Linux Foundation Census of Open Source Software Libraries: Identifying Vulnerabilities in Common FOSS Components
The Linux Foundation and Harvard Lab have released the second in a series of studies of the most commonly used and critical software packages in regular Linux server operations. This second study focuses on the most commonly deployed open source software in private and public organizations, with the aim of better assessing potential vulnerabilities and where security support should be focused.
The first census in the series was published in 2015 and focused on Debian Linux software packages. This second study is based on analyzes of codebases of thousands of companies, and one of its main security findings is that approximately 80% of the lines of code in the top 50 packages were the creation of ‘a set of only 136 developers.
Linux Open Source Software Census identifies most frequently used packages and potential security issues
Free and open source software (FOSS) was chosen as the subject of the second census in this series because of its ubiquity; as the report notes, tens of millions of FOSS projects now exist and organizations of all types and sizes regularly rely on them (with approximately 98% of codebases now including some sort of FOSS element). However, decentralized distribution and freedom to modify make it difficult to track and measure the security status of these projects. The recent Log4j issue is a clear illustration of this phenomenon.
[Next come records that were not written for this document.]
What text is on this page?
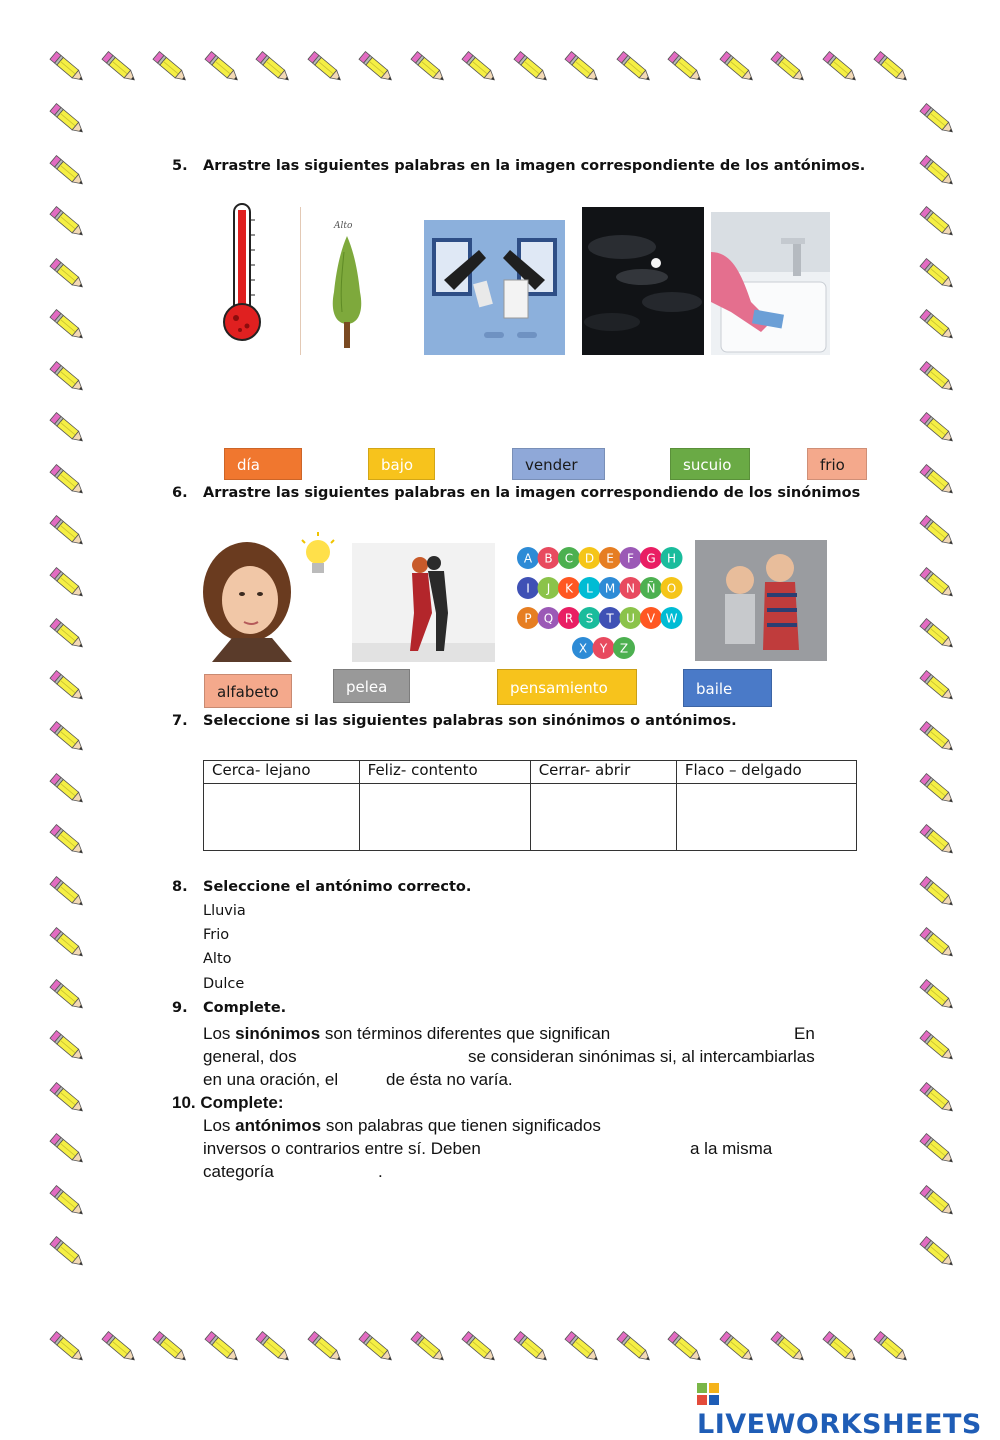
5. Arrastre las siguientes palabras en la imagen correspondiente de los antónimos.
Alto
día	bajo	vender	sucuio	frio
6. Arrastre las siguientes palabras en la imagen correspondiendo de los sinónimos
A B C D E F G H
I J K L M N Ñ O
P Q R S T U V W
X Y Z
alfabeto	pelea	pensamiento	baile
7. Seleccione si las siguientes palabras son sinónimos o antónimos.
Cerca- lejano	Feliz- contento	Cerrar- abrir	Flaco – delgado

8. Seleccione el antónimo correcto.
Lluvia
Frio
Alto
Dulce
9. Complete.
Los sinónimos son términos diferentes que significan	En
general, dos	se consideran sinónimas si, al intercambiarlas
en una oración, el	de ésta no varía.
10. Complete:
Los antónimos son palabras que tienen significados
inversos o contrarios entre sí. Deben	a la misma
categoría	.
LIVEWORKSHEETS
The project starts with a simple metric that has not really been sufficiently explored and documented before: which FOSS projects are most widely used? Knowing which are the most common means security resources can be prioritized to them. An earlier preliminary report published in 2020 provided two unranked lists of the top 10 most commonly used open source software at the package level, but this full and final report includes eight lists of the top 500 ranked (half of them at the package level/ version).
The report emphasizes that it does not attempt to present any security profile on open source software packages, but simply to find out which are the most commonly used so that they can be prioritized for further analysis. In addition to being reviewed for security vulnerabilities, this data also helps identify understaffed projects and those where outdated versions are commonly used.
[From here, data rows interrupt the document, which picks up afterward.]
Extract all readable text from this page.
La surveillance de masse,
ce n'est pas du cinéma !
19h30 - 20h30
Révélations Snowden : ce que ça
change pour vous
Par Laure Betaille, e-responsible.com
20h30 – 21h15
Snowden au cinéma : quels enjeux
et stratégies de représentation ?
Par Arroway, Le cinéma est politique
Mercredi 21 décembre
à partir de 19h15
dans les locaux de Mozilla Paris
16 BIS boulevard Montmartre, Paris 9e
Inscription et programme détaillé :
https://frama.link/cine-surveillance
Lessons learned from the inventory of open source software
One of the key lessons the researchers learned from this project is that there is a strong need for a standardized naming scheme for software components, an issue that also emerged during the first census. This is one of the areas where freedom to modify contributes to serious difficulties in identifying and cataloging such software, adding substantial time to the overall effort of inspecting formats and naming standards.
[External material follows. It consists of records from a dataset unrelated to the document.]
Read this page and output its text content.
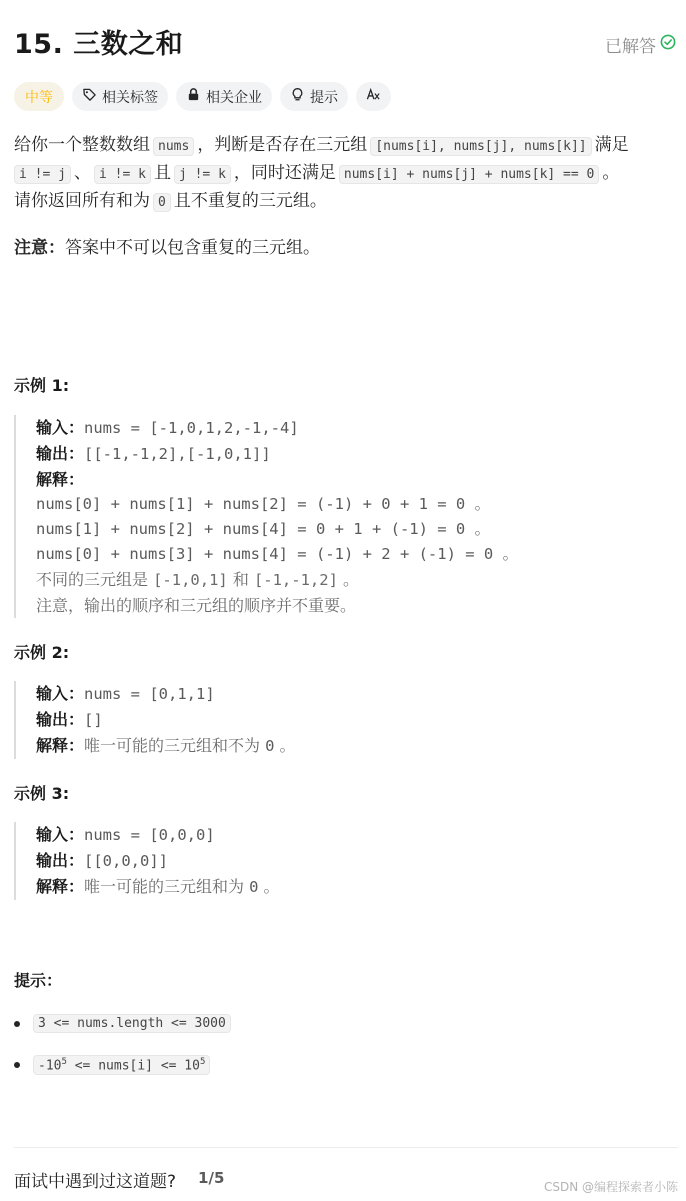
15. 三数之和	已解答
中等	相关标签	相关企业	提示
给你一个整数数组 nums ，判断是否存在三元组 [nums[i], nums[j], nums[k]] 满足
i != j 、 i != k 且 j != k ，同时还满足 nums[i] + nums[j] + nums[k] == 0 。
请你返回所有和为 0 且不重复的三元组。
注意：答案中不可以包含重复的三元组。
示例 1:
输入：nums = [-1,0,1,2,-1,-4]
输出：[[-1,-1,2],[-1,0,1]]
解释：
nums[0] + nums[1] + nums[2] = (-1) + 0 + 1 = 0 。
nums[1] + nums[2] + nums[4] = 0 + 1 + (-1) = 0 。
nums[0] + nums[3] + nums[4] = (-1) + 2 + (-1) = 0 。
不同的三元组是 [-1,0,1] 和 [-1,-1,2] 。
注意，输出的顺序和三元组的顺序并不重要。
示例 2:
输入：nums = [0,1,1]
输出：[]
解释：唯一可能的三元组和不为 0 。
示例 3:
输入：nums = [0,0,0]
输出：[[0,0,0]]
解释：唯一可能的三元组和为 0 。
提示：
3 <= nums.length <= 3000
$-10^5$ <= nums[i] <= $10^5$
面试中遇到过这道题? 1/5	CSDN @编程探索者小陈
Documentation of package versions also proved to be a serious problem. The census relied heavily on data provided by survey respondents. In many cases, the respondent named a package version that was way beyond the most recent version in the official repository. After investigation, it was determined that this is often due to companies performing their own internal updates and not sharing them outside of the organization.
From a security perspective, perhaps the most important finding is that a relative handful of developers are responsible for more than 4/5 of the code in the top 50 projects on each list. 136 developers were responsible for just over 80% of all of that code, 23% of projects had a developer responsible for more than 80% of that project’s code, and 94% of projects had less than ten developers contributing to more than 90% of the code. coded.
The security of individual developers is also a potentially underestimated issue, given that many packages that featured in the top 500 assorted lists are hosted by such accounts. These accounts tend to have less security to protect them than organizational accounts. The report notes that account takeovers on GitHub and other sites have increased in recent times, usually with the goal of installing backdoors into the project. Developers can also simply “go rogue” for a number of reasons and unexpectedly extract access to their code or even intentionally corrupt it, as happened recently with the “colours.js” and “faker” libraries. .js”.
The study notes that government involvement could help the situation. For example, the EU established a FOSS strategy in 2014 (which was renewed in 2020), but very few other nations have made efforts of this nature in the open source software space. The United States has been slowly building a campaign for a “software nomenclature” that would require components of open-source software used in government systems to be cataloged and updated. A push for such a measure began in 2014, but did not begin to become a federal requirement until an executive order from the Biden administration last year tasked the National Institutes of Standards and Technology with developing minimal elements.